Todman’s career with the State Department began while he was still a student, and upon graduation, he moved to Washington, D.C. After serving as part of the State Department’s delegation to the United Nations, he got his first foreign assignment to work in the U.S. Embassy in New Delhi, India.
He was then assigned to Lebanon, Tunisia and Togo, before returning to Washington to serve as the officer for East African Affairs.
In 1969, he became an ambassador; his first post was in the Republic of Chad, in Africa.
Over the course of his career, Todman served as ambassador to Guinea, Costa Rica, Spain, Denmark and Argentina. He also worked as the assistant secretary of state for inter-American affairs, a position in which he helped broker the Panama Canal Treaty.
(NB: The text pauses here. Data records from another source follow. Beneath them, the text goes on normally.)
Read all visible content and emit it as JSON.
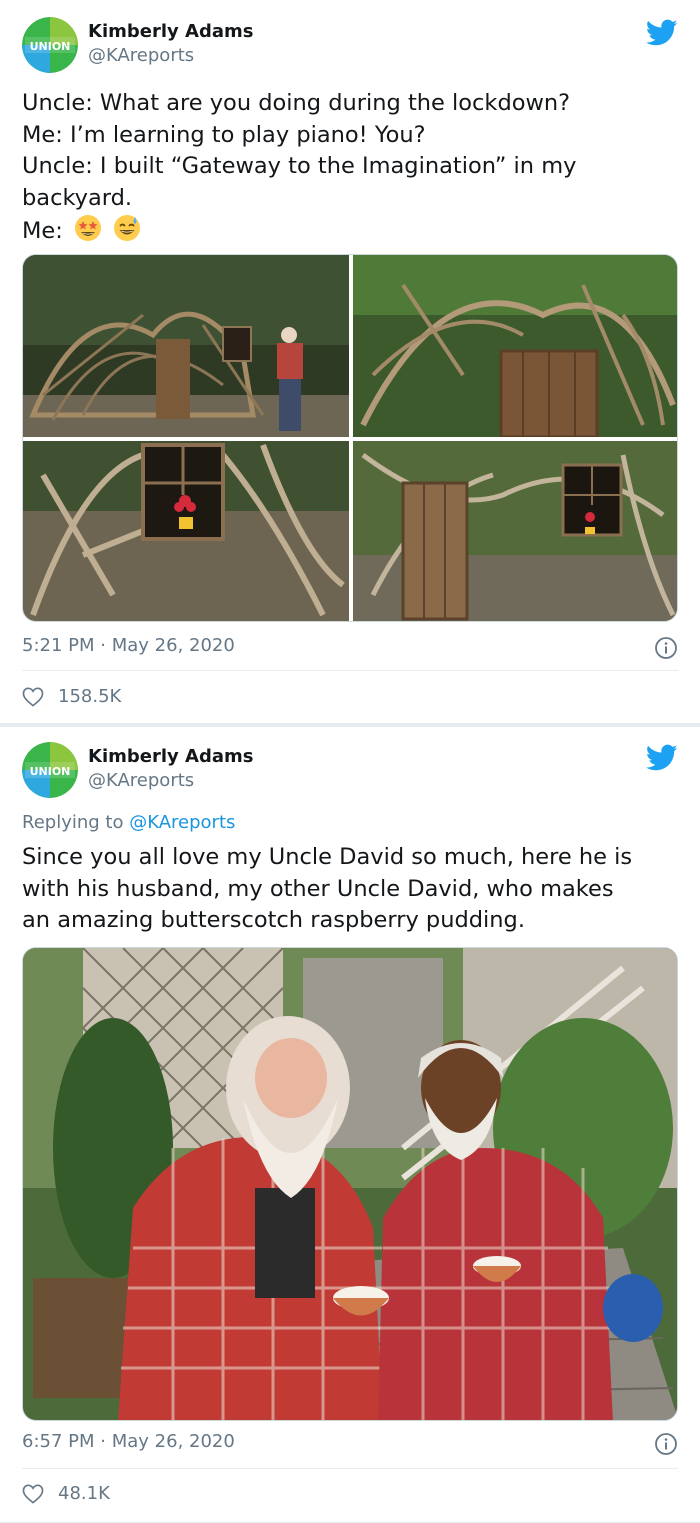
{
  "colors": {
    "twitter_blue": "#1da1f2",
    "text": "#14171a",
    "muted": "#657786",
    "union_green": "#39b54a",
    "union_blue": "#2fa8e0"
  },
  "tweets": [
    {
      "author": {
        "name": "Kimberly Adams",
        "handle": "@KAreports",
        "avatar_text": "UNION",
        "avatar_icon": "union-logo"
      },
      "text_lines": [
        "Uncle: What are you doing during the lockdown?",
        "Me: I’m learning to play piano! You?",
        "Uncle: I built “Gateway to the Imagination” in my",
        "backyard.",
        "Me:"
      ],
      "emojis": [
        "star-struck-face",
        "grinning-sweat-face"
      ],
      "media_count": 4,
      "time": "5:21 PM",
      "date": "May 26, 2020",
      "time_sep": "·",
      "likes": "158.5K"
    },
    {
      "author": {
        "name": "Kimberly Adams",
        "handle": "@KAreports",
        "avatar_text": "UNION",
        "avatar_icon": "union-logo"
      },
      "replying_prefix": "Replying to",
      "replying_to": "@KAreports",
      "text_lines": [
        "Since you all love my Uncle David so much, here he is",
        "with his husband, my other Uncle David, who makes",
        "an amazing butterscotch raspberry pudding."
      ],
      "media_count": 1,
      "time": "6:57 PM",
      "date": "May 26, 2020",
      "time_sep": "·",
      "likes": "48.1K"
    }
  ]
}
He spoke fluent French, Spanish, Arabic and Russian.
In 1983, Reagan asked Todman to be ambassador to South Africa, but Todman refused, saying he did not agree with the president’s stance on apartheid.
He was named career ambassador by President George H.W. Bush in 1989, and retired from government service in 1993, starting his own consulting firm.
Schneider said Todman convinced him to return to the territory after getting his medical degree in the states so he could help Virgin Islanders.
When Schneider was Health commissioner, Todman helped him convince Congress to fund the construction of the hospitals we have today.
“He was so gracious,” Schneider said. “He had a talent for making people feel good about themselves.”
Last month, the V.I. Legislature named the airport access road after Todman and assigned a professorship in his honor at the University of the Virgin Islands.
Schneider said he shared the news with Todman, who already was in the hospital.
“He smiled,” Schneider said.
“He was an exceptional human being and his loss will be felt all over the world,” he said.
Former Gov. Charles Turnbull, who knew Todman for 30 years, said Wednesday that the Virgin Islands has lost one of the greatest men the territory has ever produced.
“He was a humble person, unassuming but very, very positive, very meticulous,” Turnbull said. “He was a perfectionist in everything he did.”
Gov. John deJongh Jr. offered his condolences to the Todman family Wednesday, as did Delegate to Congress Donna Christensen and Senate President Shawn-Michael Malone.
DeJongh has ordered all flags in the territory be flown at half-mast until Todman’s interment.
“We have lost a tremendous individual and son of our soil, a person that made his presence known internationally but never lost touch with his roots and his home,” deJongh said. “He was a quiet force in our community on so many levels. And with his constant outreach to students, community organizations, his non-profit foundation and most recently the naming of a chair in his honor at the University of the Virgin Islands, his presence and influence will be with us forever.”